« Mes proches me disent que je bois beaucoup, mais moi je ne trouve pas »
Il est fréquent que la première alerte concernant l’alcool ne vienne pas de soi-même, mais de son entourage.
Un conjoint, un ami, un parent ou un collègue peut faire remarquer que la consommation d’alcool semble prendre une place importante. Cette remarque est souvent difficile à entendre. Elle peut être vécue comme un jugement, une intrusion ou une exagération.

Pourtant, lorsque plusieurs personnes expriment la même inquiétude, il peut être utile de s’interroger.
Pourquoi est-il si difficile d’évaluer sa propre consommation ?
L’alcool occupe une place particulière dans notre société. Il accompagne les repas, les fêtes, les moments de détente ou les périodes de stress.
Avec le temps, certaines habitudes peuvent s’installer progressivement :
- un verre pour se détendre le soir ;
- plusieurs apéritifs chaque week-end ;
- une consommation plus importante lors des périodes difficiles ;
- une augmentation progressive des quantités sans réellement s’en rendre compte.
Ce phénomène s’apparente à de la normalisation. Ce qui paraissait exceptionnel devient peu à peu habituel.
Boire beaucoup signifie-t-il être alcoolique ?
Non.

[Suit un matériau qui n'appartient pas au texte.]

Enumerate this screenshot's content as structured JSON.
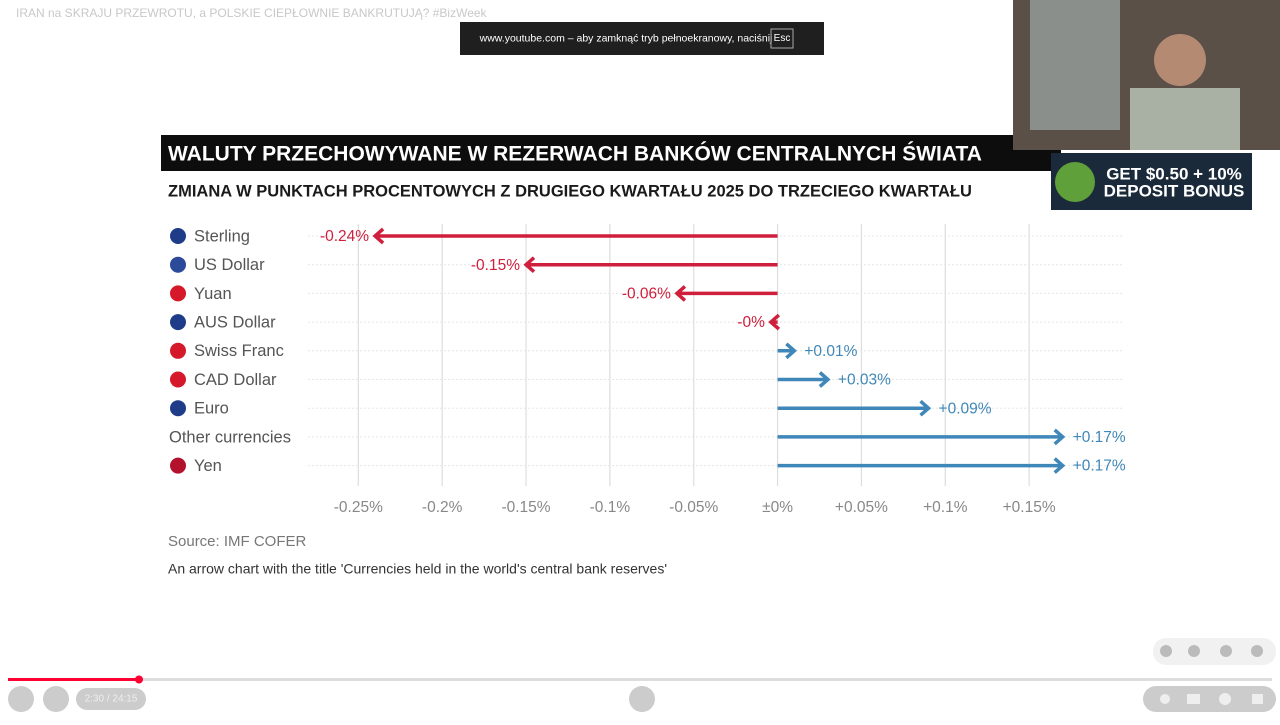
{
  "video": {
    "title": "IRAN na SKRAJU PRZEWROTU, a POLSKIE CIEPŁOWNIE BANKRUTUJĄ? #BizWeek",
    "fullscreen_notice": "www.youtube.com – aby zamknąć tryb pełnoekranowy, naciśnij",
    "esc_key": "Esc",
    "time": "2:30 / 24:15",
    "ad_line1": "GET $0.50 + 10%",
    "ad_line2": "DEPOSIT BONUS"
  },
  "chart_data": {
    "type": "arrow",
    "title": "WALUTY PRZECHOWYWANE W REZERWACH BANKÓW CENTRALNYCH ŚWIATA",
    "subtitle": "ZMIANA W PUNKTACH PROCENTOWYCH Z DRUGIEGO KWARTAŁU 2025 DO TRZECIEGO KWARTAŁU",
    "categories": [
      "Sterling",
      "US Dollar",
      "Yuan",
      "AUS Dollar",
      "Swiss Franc",
      "CAD Dollar",
      "Euro",
      "Other currencies",
      "Yen"
    ],
    "values": [
      -0.24,
      -0.15,
      -0.06,
      -0.004,
      0.01,
      0.03,
      0.09,
      0.17,
      0.17
    ],
    "value_labels": [
      "-0.24%",
      "-0.15%",
      "-0.06%",
      "-0%",
      "+0.01%",
      "+0.03%",
      "+0.09%",
      "+0.17%",
      "+0.17%"
    ],
    "negative_color": "#cf1f3c",
    "positive_color": "#3f87b8",
    "xlim": [
      -0.28,
      0.2
    ],
    "xticks": [
      {
        "value": -0.25,
        "label": "-0.25%"
      },
      {
        "value": -0.2,
        "label": "-0.2%"
      },
      {
        "value": -0.15,
        "label": "-0.15%"
      },
      {
        "value": -0.1,
        "label": "-0.1%"
      },
      {
        "value": -0.05,
        "label": "-0.05%"
      },
      {
        "value": 0,
        "label": "±0%"
      },
      {
        "value": 0.05,
        "label": "+0.05%"
      },
      {
        "value": 0.1,
        "label": "+0.1%"
      },
      {
        "value": 0.15,
        "label": "+0.15%"
      }
    ],
    "grid": true,
    "source": "Source: IMF COFER",
    "caption": "An arrow chart with the title 'Currencies held in the world's central bank reserves'"
  }
}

La consommation d’alcool ne se résume pas à une opposition entre « alcoolique » et « non alcoolique ».
La question la plus pertinente est souvent : Quelle place l’alcool occupe-t-il dans votre vie ?
Plusieurs signes peuvent inviter à la réflexion :
- vous avez du mal à vous passer d’alcool dans certaines situations ;
- vous buvez davantage que prévu ;
- vous culpabilisez après certaines consommations ;
- vos proches expriment régulièrement leur inquiétude ;
- vous utilisez l’alcool pour gérer le stress, la solitude ou les émotions difficiles ;
- vous avez déjà essayé de réduire sans y parvenir durablement.
Quand les proches deviennent un miroir
L’entourage n’a pas toujours raison. Certaines remarques peuvent être excessives ou influencées par des expériences personnelles.
Cependant, lorsque plusieurs personnes de confiance soulignent une même difficulté, leur regard peut constituer un signal d’alerte précieux.
Les proches observent souvent des changements que la personne concernée peine à percevoir :
- irritabilité ;
- fatigue ;
- isolement ;
- difficultés relationnelles ;
- augmentation progressive des quantités consommées.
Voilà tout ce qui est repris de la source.